Using Notebook Sessions to Build and Train Models
Once you have a notebook session created, you can write and execute Python code using the machine learning libraries in the JupyterLab interface to build and train models.
Authenticating to the OCI APIs from a Notebook Session
When you are working within a notebook session, you are operating as the Linux user
datascience
. This user does not have an OCI
Identity and Access Management (IAM) identity, so it has no access to the OCI API. OCI
resources include Data Science projects and models and the resources of other OCI services,
such as Object Storage, Functions, Vault, Data Flow, and so on. To access these resources from
the notebook environment, use one of the two authentication approaches:
(Recommended) Authenticating Using a Notebook Session's Resource Principal
A resource principal is a feature of IAM that enables resources to be authorized principal actors that can perform actions on service resources. Each resource has its own identity, and it authenticates using the certificates that are added to it. These certificates are automatically created, assigned to resources, and rotated, avoiding the need for you to store credentials in your notebook session.
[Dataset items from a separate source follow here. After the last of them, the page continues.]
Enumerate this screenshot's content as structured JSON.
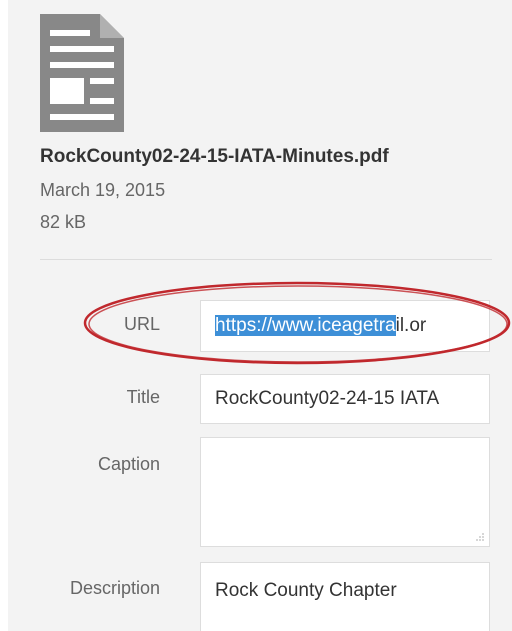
{
  "attachment": {
    "icon": "document-icon",
    "filename": "RockCounty02-24-15-IATA-Minutes.pdf",
    "date": "March 19, 2015",
    "size": "82 kB"
  },
  "fields": {
    "url": {
      "label": "URL",
      "value_selected": "https://www.iceagetra",
      "value_rest": "il.or"
    },
    "title": {
      "label": "Title",
      "value": "RockCounty02-24-15 IATA"
    },
    "caption": {
      "label": "Caption",
      "value": ""
    },
    "description": {
      "label": "Description",
      "value": "Rock County Chapter"
    }
  },
  "colors": {
    "panel_background": "#f3f3f3",
    "selection_highlight": "#3d8fd7",
    "annotation_circle": "#c0282d",
    "icon_gray": "#888888"
  }
}
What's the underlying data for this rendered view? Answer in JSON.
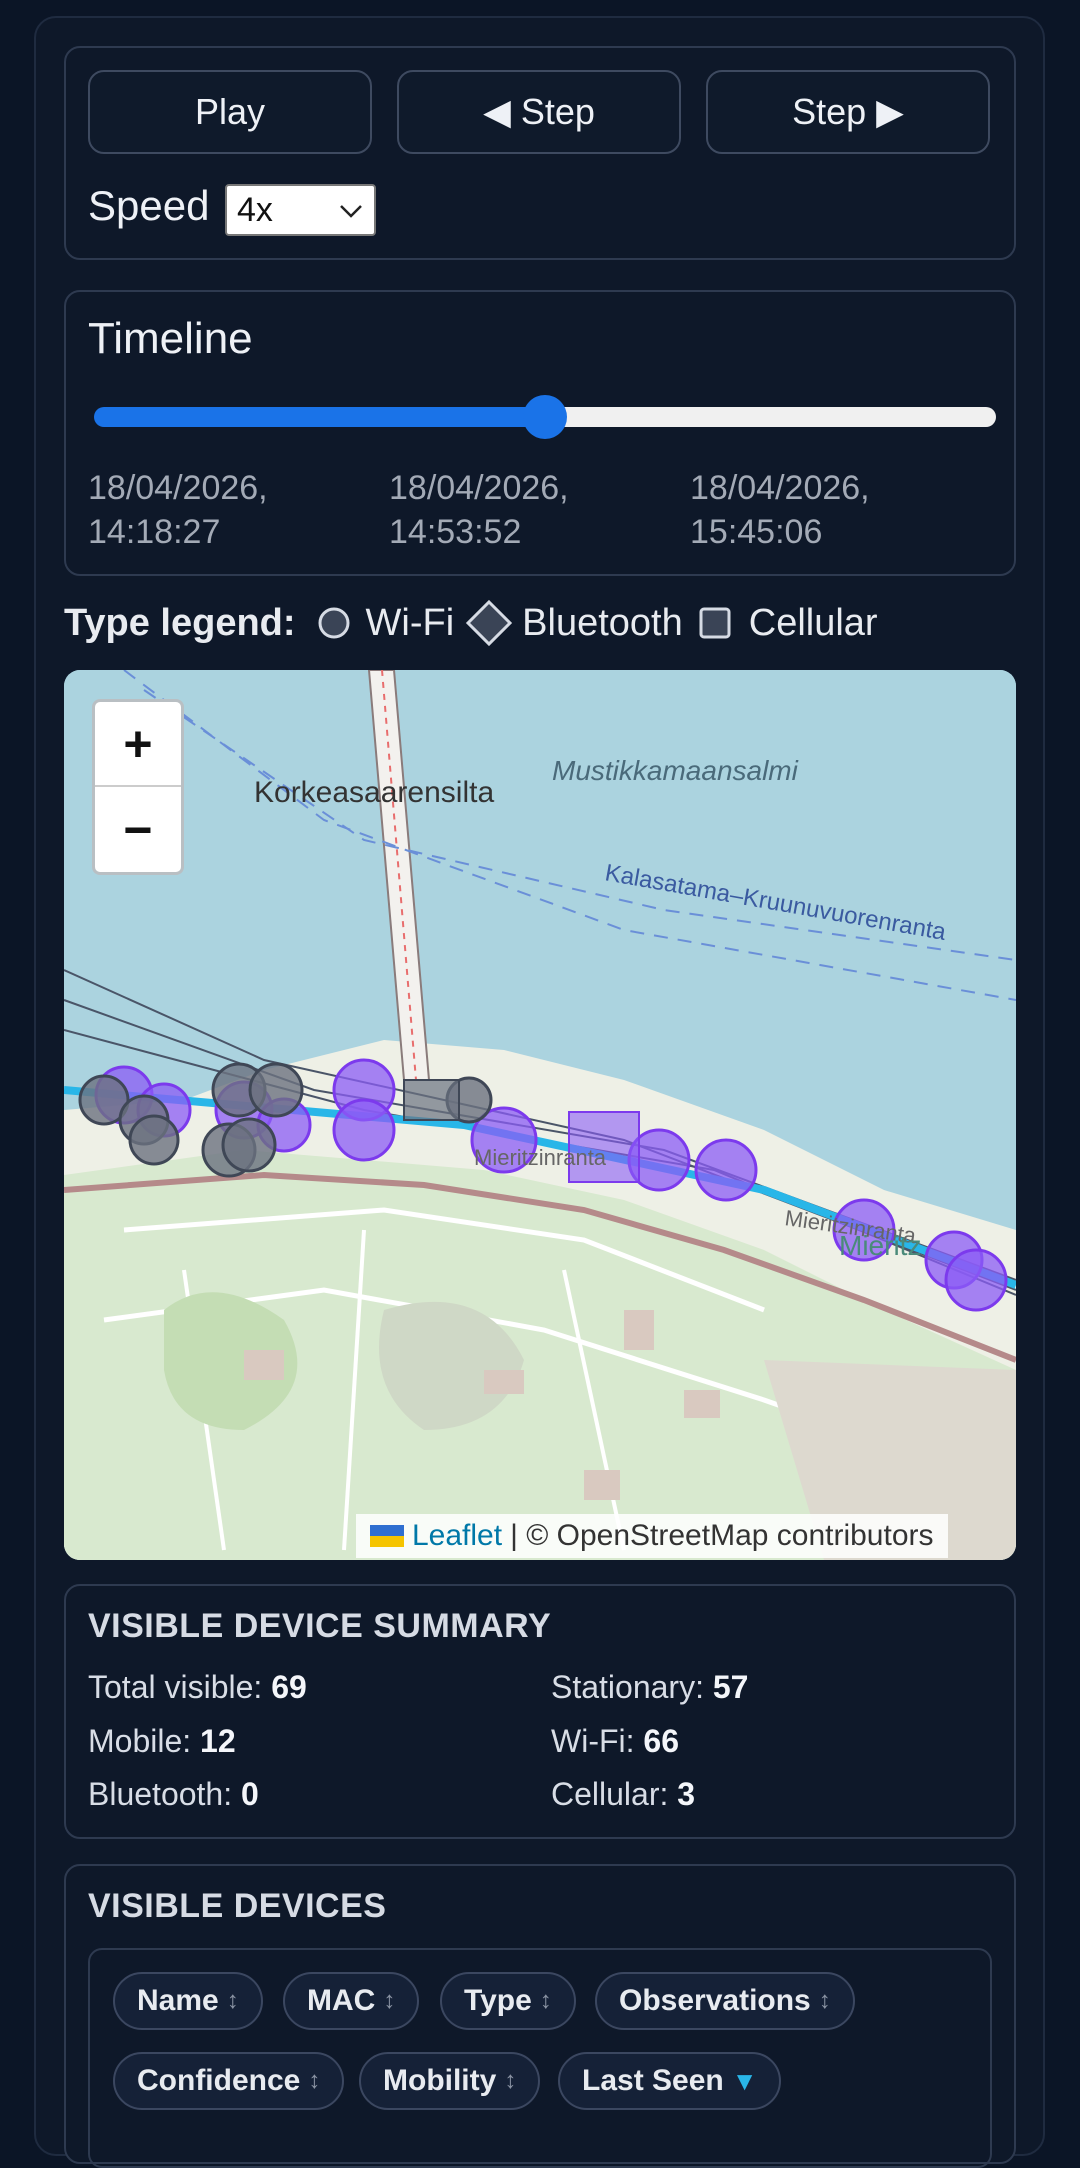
{
  "controls": {
    "play_label": "Play",
    "step_back_label": "◀ Step",
    "step_fwd_label": "Step ▶",
    "speed_label": "Speed",
    "speed_value": "4x"
  },
  "timeline": {
    "title": "Timeline",
    "position_fraction": 0.5,
    "start": "18/04/2026, 14:18:27",
    "current": "18/04/2026, 14:53:52",
    "end": "18/04/2026, 15:45:06"
  },
  "legend": {
    "title": "Type legend:",
    "items": [
      {
        "label": "Wi-Fi",
        "icon": "circle-icon"
      },
      {
        "label": "Bluetooth",
        "icon": "diamond-icon"
      },
      {
        "label": "Cellular",
        "icon": "square-icon"
      }
    ]
  },
  "map": {
    "labels": {
      "bridge": "Korkeasaarensilta",
      "strait": "Mustikkamaansalmi",
      "route": "Kalasatama–Kruunuvuorenranta",
      "road1": "Mieritzinranta",
      "road2": "Mieritzinranta",
      "road3": "Mieritz"
    },
    "zoom_in": "+",
    "zoom_out": "−",
    "attribution_link": "Leaflet",
    "attribution_text": "| © OpenStreetMap contributors",
    "colors": {
      "water": "#abd3df",
      "marker_purple": "#8b5cf6",
      "marker_gray": "#6b7280"
    }
  },
  "summary": {
    "title": "VISIBLE DEVICE SUMMARY",
    "total_label": "Total visible:",
    "total": "69",
    "stationary_label": "Stationary:",
    "stationary": "57",
    "mobile_label": "Mobile:",
    "mobile": "12",
    "wifi_label": "Wi-Fi:",
    "wifi": "66",
    "bluetooth_label": "Bluetooth:",
    "bluetooth": "0",
    "cellular_label": "Cellular:",
    "cellular": "3"
  },
  "devices": {
    "title": "VISIBLE DEVICES",
    "columns": [
      "Name",
      "MAC",
      "Type",
      "Observations",
      "Confidence",
      "Mobility",
      "Last Seen"
    ],
    "sort_icon": "↕",
    "active_sort_icon": "▼"
  }
}
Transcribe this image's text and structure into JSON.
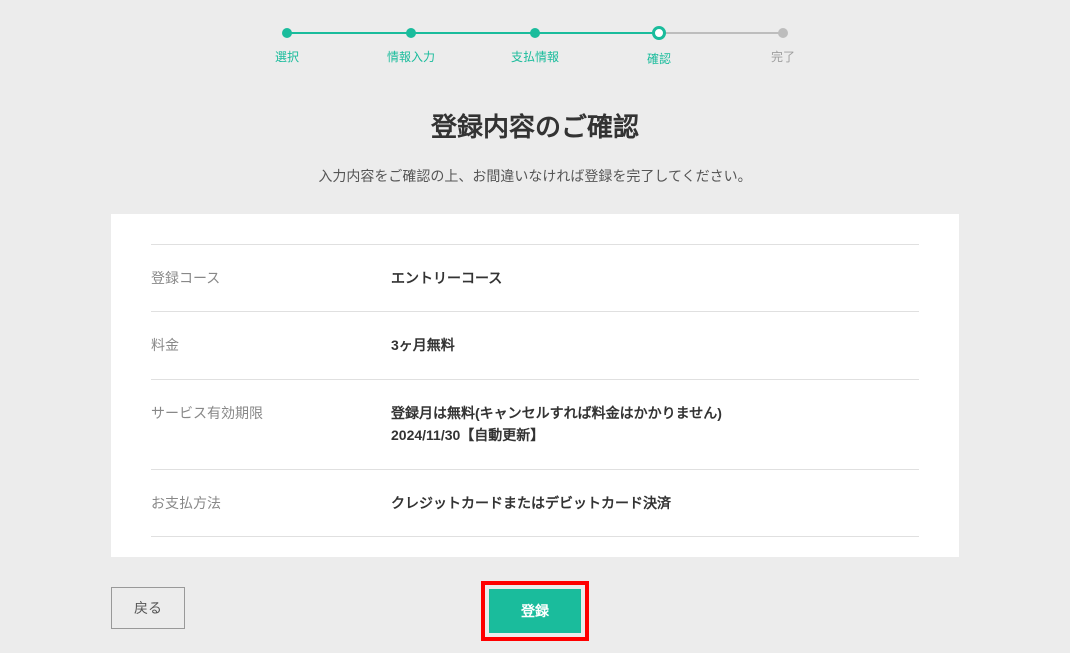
{
  "stepper": {
    "steps": [
      {
        "label": "選択",
        "state": "done"
      },
      {
        "label": "情報入力",
        "state": "done"
      },
      {
        "label": "支払情報",
        "state": "done"
      },
      {
        "label": "確認",
        "state": "current"
      },
      {
        "label": "完了",
        "state": "future"
      }
    ]
  },
  "page": {
    "title": "登録内容のご確認",
    "subtitle": "入力内容をご確認の上、お間違いなければ登録を完了してください。"
  },
  "rows": {
    "course": {
      "label": "登録コース",
      "value": "エントリーコース"
    },
    "price": {
      "label": "料金",
      "value": "3ヶ月無料"
    },
    "validity": {
      "label": "サービス有効期限",
      "value_line1": "登録月は無料(キャンセルすれば料金はかかりません)",
      "value_line2": "2024/11/30【自動更新】"
    },
    "payment": {
      "label": "お支払方法",
      "value": "クレジットカードまたはデビットカード決済"
    }
  },
  "actions": {
    "back_label": "戻る",
    "submit_label": "登録"
  }
}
The Data Science service enables you to authenticate using your notebook session's resource principal to access other OCI resources. Resource principals provides a more secure way to authenticate to resources compared to the OCI configuration and API key approach
Your tenancy administrator must write policies to grant permissions for your resource principal to access other OCI resources, see Configuring Your Tenancy for Data Science.
You can authenticate with resource principals in a notebook session using the following interfaces:
- Oracle Accelerated Data Science SDK:
-
Run the following in a notebook cell:
import ads ads.set_auth(auth='resource_principal')
For details, see the Accelerated Data Science documentation.
- OCI Python SDK:
-
Run the following in a notebook cell.
import oci from oci.data_science import DataScienceClient rps = oci.auth.signers.get_resource_principals_signer() dsc = DataScienceClient(config={}, signer=rps)
- OCI CLI:
-
Use the
`--auth=resource_principal`
flag with commands.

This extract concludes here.